Indexing embeddings taking too long. What am I doing wrong?

Hi
Just starting out with Weaviate. I had a 1000 documents that i split into 200 size chunks. I then attempted importing them into weaviate. Mostly followed the tutorial and getting started guides.
Following is the schema and the import code.

class_obj = {
    'class': 'className',
    'description': 'description',
    'properties': [
        {
            'name': 'title',
            'description': 'Title',
            'dataType': ['text']
        },
        {
            'name': 'source',
            'description': 'Source',
            'dataType': ['text']
        },
        {
            'name': 'content',
            'description': 'Content',
            'dataType': ['text']
        },
    ],
    'vectorizer': 'text2vec-openai',
    'moduleConfig': {
        'text2vec-openai': {  # this must match the vectorizer used
            'vectorizeClassName': False,
            'model': 'ada',
            'modelVersion': '002',
            'type': 'text'
       }
    }
}

# ===== Import data =====
# Configure the batch import
client.batch.configure(
    batch_size=100,
)

for document in documents:
    properties = {
        "title": document.metadata["title"],
        "content": document.page_content,
        "source": document.metadata["source"]
    }
    try:
        client.batch.add_data_object(properties, "className")
    except Exception as e:
        print(e)
        print(document.metadata["title"])

client.batch.flush()

However this took quite a bit of time, 30+ mins and at the only about 60% of the documents had been added to weaviate. I am using OpenAI to generate embeddings.
What is the bottleneck in this situation?
My theory is that i’m being rate limited by OpenAI.

Hi @alt-glitch - welcome!

That does seem like it’s taking a while. Some questions to help us diagnose:

  • What version of Weaviate are you running?
  • What version of the Weaviate client are you running?
  • Are you running Weaviate locally or on the cloud?
  • How many objects are you importing, given the chunk size? (or, how long are the documents?)

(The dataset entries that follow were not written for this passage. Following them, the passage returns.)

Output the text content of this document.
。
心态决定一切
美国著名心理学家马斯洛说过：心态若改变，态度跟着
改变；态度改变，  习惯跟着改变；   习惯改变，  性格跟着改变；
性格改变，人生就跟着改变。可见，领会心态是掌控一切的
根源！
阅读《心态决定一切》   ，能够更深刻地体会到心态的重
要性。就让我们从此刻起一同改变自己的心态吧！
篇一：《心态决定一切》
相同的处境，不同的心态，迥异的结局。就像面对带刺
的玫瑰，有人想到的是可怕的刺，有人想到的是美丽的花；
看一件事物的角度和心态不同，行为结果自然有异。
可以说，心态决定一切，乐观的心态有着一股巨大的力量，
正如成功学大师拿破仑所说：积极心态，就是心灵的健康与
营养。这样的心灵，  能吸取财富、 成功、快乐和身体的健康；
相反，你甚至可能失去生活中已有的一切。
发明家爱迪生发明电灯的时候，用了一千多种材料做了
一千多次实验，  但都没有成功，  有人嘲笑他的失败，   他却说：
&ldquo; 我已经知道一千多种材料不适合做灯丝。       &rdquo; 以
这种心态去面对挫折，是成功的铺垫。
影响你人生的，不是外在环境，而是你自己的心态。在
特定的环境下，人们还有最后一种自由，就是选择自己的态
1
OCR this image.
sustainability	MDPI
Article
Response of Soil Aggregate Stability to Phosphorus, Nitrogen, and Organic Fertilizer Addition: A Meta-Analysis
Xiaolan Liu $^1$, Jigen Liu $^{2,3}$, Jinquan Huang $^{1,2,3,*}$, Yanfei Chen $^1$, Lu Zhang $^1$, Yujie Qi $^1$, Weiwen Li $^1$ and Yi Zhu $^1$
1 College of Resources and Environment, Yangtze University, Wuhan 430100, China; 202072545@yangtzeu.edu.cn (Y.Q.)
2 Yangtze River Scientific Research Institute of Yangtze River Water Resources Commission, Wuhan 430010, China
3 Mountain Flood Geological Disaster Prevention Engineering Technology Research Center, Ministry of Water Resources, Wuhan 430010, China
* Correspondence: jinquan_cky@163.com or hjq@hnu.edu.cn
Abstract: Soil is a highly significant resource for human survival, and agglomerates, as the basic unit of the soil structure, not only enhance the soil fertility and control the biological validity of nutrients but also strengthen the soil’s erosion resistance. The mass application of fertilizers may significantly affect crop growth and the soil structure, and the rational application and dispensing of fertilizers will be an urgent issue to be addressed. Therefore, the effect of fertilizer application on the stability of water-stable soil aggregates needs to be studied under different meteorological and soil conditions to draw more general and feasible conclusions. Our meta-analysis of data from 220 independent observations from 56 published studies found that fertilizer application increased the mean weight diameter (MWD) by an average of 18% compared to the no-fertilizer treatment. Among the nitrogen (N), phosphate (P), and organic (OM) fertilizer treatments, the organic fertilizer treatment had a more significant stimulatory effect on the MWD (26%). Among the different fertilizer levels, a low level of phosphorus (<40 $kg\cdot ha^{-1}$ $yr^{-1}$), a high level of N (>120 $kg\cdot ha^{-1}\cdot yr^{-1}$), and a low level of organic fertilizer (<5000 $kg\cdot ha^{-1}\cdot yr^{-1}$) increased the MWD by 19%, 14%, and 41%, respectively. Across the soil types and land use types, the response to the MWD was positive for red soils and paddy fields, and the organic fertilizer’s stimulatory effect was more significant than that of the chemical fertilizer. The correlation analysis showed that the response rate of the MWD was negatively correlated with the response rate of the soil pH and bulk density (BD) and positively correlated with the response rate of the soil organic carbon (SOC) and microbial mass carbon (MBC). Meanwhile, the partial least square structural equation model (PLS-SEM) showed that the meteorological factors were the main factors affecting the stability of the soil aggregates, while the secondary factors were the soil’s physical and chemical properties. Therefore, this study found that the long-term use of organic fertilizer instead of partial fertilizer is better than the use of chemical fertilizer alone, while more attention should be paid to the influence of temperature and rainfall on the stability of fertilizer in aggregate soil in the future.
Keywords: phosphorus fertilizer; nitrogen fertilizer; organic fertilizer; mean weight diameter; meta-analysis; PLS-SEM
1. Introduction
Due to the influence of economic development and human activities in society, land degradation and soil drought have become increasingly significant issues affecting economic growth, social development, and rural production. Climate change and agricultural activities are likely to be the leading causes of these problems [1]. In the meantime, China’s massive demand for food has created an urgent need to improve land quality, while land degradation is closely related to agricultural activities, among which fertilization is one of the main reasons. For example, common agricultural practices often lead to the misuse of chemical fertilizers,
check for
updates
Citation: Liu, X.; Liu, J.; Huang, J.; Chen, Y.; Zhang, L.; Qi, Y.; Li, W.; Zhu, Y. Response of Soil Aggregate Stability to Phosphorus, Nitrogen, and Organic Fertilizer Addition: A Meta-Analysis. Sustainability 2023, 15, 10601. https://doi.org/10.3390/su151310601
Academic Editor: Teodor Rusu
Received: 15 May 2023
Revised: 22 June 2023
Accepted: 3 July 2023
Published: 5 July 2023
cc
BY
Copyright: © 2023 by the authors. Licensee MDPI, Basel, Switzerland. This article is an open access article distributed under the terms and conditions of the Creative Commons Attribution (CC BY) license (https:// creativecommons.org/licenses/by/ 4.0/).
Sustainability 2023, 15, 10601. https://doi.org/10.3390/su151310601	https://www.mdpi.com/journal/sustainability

Additionally, I see that the batch process is not instantiated explicitly. We recommend using a context manager like this:

Does it make a difference if you instantiate the batch with with client.batch() as batch: and add the data accordingly?

Cheers,
JP

a) Is there any output from the client?
b) Could you try a smaller batch size?

Hello! Thanks for the response!
I am running Weaviate version: 1.19.11 in a trial cluster on the cloud. Using the weaviate python client version 3.22.1.
I instantiated the batch as you mentioned, reduced the number of documents and the number of workers (so as to not hit OpenAI’s limit)
The problem seems to have been solved. Now the documents get indexed within a couple minutes.

Thank you!

Hi @Dirk I am using weaviate with llamindex and running custom weaviate instance on ec2. When I upload a document of around 300 pages and create embeddings it takes around 10 minutes but still keeps running. But when I run my flask code and weaviate instance locally it completes the same file embeddings in 1 minute.